The trend toward activity based working (ABW) seems unstoppable and for good reason - the economics. You can typically increase floor-space per employee by around 50%. However in my experience there are 4 keys to making it actually as good or better than traditional workplace set-up.
1. Leadership. Define "working flexibly" carefully and then really implement that, like you mean it. This is firstly about the managerial concept of work and working and culture. Its tied up with trust. If you have managers who define flexibility as "you can work 2 desks away but not 3", then it will struggle from the start. This usually means all desks are up for grabs at all times and often there is a "camping window". This means that if your are going to be away from the space for more than, say 3 hours, then you take your stuff. It also means truly accepting that people can work anywhere - including at home. All this needs to be laid out in clear policy terms ,and crucially, sanctioned, lead and lived by the executive group first and foremost. It means the executives need to pull each other up if any one is slipping back to traditional ways or thinking. It also means you have to address the way execs and EA's operate together which is often a justification for why everyone else can work flexibly but "we" have to be near each other.
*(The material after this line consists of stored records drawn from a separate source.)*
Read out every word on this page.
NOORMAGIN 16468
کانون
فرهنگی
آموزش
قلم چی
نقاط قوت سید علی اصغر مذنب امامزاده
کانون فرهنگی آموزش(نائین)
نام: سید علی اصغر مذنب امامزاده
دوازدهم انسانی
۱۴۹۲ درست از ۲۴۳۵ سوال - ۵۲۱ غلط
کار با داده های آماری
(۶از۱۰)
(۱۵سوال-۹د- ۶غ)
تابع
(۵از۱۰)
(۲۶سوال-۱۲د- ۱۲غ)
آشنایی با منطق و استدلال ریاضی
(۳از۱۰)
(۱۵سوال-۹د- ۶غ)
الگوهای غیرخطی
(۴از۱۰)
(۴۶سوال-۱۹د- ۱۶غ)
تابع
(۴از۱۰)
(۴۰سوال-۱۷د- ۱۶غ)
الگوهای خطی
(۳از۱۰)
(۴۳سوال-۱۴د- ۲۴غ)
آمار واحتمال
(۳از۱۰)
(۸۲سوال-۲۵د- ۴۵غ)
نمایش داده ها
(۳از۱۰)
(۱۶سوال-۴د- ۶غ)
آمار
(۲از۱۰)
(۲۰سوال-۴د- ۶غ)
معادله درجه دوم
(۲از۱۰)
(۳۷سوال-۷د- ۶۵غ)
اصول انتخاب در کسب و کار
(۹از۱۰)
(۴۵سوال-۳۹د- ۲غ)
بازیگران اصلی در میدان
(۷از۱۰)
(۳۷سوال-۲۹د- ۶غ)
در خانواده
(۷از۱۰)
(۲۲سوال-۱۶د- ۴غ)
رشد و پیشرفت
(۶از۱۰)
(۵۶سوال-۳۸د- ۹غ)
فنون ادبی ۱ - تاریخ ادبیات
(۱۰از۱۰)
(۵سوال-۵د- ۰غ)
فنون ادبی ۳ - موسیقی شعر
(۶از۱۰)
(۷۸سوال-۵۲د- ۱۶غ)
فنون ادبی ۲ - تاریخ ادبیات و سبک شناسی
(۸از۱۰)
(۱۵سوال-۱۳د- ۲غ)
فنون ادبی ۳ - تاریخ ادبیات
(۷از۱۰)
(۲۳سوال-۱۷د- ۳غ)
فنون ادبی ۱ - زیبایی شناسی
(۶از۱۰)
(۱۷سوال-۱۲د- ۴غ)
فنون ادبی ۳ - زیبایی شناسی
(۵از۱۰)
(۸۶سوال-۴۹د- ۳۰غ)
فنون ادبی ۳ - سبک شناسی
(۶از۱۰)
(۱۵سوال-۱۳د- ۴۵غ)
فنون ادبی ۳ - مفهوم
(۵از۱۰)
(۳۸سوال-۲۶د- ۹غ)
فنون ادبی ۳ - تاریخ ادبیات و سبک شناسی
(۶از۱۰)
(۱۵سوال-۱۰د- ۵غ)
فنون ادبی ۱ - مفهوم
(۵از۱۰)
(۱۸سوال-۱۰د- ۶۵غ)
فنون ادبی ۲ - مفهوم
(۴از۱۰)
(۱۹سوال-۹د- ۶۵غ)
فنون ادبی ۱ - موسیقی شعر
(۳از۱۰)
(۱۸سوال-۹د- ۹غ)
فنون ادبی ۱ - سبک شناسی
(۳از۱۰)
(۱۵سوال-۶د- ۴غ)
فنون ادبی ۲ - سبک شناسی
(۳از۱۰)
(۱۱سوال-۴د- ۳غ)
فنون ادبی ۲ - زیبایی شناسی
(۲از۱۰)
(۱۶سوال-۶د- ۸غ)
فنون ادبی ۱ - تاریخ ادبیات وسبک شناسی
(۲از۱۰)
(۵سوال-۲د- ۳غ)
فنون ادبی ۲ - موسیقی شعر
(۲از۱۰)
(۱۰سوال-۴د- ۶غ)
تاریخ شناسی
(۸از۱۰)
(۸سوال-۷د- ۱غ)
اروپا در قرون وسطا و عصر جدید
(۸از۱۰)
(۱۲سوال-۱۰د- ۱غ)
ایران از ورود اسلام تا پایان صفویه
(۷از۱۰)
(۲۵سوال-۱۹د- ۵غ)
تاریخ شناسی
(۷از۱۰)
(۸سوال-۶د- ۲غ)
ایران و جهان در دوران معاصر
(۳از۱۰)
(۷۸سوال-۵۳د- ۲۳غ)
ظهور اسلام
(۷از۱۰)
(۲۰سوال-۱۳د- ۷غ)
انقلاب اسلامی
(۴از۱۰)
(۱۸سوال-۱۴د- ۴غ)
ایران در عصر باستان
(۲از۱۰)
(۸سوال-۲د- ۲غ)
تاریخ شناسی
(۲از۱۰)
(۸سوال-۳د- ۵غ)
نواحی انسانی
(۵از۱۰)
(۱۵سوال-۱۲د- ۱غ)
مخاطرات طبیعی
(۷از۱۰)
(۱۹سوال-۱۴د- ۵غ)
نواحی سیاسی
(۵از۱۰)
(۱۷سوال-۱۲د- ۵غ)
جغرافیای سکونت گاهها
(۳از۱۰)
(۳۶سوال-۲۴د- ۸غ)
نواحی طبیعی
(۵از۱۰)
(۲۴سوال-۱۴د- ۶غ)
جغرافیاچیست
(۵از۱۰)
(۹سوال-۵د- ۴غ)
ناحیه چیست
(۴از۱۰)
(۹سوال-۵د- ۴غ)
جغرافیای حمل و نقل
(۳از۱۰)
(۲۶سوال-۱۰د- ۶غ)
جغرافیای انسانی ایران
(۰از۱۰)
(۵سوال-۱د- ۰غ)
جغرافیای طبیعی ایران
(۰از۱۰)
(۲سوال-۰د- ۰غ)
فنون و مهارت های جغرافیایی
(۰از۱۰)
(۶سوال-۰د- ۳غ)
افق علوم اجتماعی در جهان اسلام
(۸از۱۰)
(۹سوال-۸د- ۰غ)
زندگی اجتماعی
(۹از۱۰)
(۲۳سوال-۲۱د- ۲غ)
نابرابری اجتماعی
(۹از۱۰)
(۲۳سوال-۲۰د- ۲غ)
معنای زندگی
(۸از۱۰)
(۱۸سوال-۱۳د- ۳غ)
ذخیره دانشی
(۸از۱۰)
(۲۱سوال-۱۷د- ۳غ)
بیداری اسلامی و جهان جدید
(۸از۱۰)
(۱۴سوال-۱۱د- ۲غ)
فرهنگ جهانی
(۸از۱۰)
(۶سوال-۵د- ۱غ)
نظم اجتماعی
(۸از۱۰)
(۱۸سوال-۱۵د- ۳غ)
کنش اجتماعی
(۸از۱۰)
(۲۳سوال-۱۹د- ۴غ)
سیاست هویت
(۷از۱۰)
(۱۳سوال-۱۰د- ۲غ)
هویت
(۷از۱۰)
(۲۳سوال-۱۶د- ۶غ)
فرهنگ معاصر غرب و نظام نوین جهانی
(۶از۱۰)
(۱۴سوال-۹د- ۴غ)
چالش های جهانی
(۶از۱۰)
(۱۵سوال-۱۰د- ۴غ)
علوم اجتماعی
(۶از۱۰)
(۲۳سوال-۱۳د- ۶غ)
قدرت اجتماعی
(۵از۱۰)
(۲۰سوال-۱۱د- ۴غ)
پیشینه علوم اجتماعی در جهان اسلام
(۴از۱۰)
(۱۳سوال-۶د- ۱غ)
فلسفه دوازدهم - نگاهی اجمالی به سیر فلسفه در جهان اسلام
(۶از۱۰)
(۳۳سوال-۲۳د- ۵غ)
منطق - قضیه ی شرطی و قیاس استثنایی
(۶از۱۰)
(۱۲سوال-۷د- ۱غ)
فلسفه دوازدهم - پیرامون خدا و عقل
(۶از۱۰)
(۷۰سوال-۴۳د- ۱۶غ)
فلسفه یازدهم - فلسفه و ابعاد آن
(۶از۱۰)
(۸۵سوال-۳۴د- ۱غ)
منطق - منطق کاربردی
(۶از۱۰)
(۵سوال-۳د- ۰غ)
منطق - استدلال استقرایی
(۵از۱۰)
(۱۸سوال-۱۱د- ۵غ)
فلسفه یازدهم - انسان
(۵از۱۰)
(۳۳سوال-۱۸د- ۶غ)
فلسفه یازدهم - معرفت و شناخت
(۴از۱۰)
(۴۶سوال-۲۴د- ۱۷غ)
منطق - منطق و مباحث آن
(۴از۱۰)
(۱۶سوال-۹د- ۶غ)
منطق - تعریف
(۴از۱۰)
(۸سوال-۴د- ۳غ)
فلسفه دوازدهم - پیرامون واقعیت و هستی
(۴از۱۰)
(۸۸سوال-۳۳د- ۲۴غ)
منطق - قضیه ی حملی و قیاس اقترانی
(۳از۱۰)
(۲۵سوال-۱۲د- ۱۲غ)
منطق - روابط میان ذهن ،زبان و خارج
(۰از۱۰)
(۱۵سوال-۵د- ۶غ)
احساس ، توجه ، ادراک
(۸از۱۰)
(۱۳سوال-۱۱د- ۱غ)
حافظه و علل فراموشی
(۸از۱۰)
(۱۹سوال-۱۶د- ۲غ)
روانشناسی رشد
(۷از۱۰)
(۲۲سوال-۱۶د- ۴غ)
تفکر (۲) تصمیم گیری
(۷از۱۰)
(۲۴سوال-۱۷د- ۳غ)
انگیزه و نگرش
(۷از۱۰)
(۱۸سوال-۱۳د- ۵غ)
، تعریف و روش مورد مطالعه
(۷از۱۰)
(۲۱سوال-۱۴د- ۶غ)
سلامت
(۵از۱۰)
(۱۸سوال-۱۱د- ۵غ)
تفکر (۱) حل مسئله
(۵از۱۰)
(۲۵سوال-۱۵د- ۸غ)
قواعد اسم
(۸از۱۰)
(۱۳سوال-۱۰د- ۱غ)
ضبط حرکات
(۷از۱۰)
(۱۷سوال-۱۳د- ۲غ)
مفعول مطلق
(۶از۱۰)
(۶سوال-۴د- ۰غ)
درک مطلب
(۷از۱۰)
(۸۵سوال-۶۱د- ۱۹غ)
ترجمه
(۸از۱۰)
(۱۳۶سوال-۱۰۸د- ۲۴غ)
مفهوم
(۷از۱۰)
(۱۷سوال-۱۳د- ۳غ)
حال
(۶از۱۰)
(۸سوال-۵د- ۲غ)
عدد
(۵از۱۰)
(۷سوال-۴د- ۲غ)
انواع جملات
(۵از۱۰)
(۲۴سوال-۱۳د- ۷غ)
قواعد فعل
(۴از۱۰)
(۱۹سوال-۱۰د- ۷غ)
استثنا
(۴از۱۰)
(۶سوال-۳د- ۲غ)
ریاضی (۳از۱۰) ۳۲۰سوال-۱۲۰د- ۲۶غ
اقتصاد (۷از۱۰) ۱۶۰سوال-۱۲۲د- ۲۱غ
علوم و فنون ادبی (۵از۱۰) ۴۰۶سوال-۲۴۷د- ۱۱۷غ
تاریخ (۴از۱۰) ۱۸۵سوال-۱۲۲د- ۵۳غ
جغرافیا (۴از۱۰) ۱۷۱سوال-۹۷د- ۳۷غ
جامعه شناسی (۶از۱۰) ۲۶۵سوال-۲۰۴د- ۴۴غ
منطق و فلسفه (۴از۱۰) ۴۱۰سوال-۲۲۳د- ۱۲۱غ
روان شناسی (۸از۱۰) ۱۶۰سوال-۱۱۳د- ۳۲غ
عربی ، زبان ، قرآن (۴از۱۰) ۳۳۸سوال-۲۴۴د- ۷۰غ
2. Get the technology right. You can only work flexibly if you can - which means everything needs to be mobile, fast, interconnected, and that meetings can be virtual. When ABW goes wrong the technology is often one of the culprits.
3. Goals have to be clear and measurable. No room for grey - what is each person going to deliver this week, this month. That's why ABW goes well with agile thinking. It means shifting your concept of work from input to output oriented - "I don't mind HOW you get stuff done, but you have to get stuff done".
4. You have to make team time a priority because the old ways relationships were developed and built (organically, chatting casually, being around each other) are not there in the same way. So on-boarding becomes important and specific times for team catch-ups must be prioritised - and be mandatory even if virtual. The "team scrum" becomes crucial and needs to be fast and fun.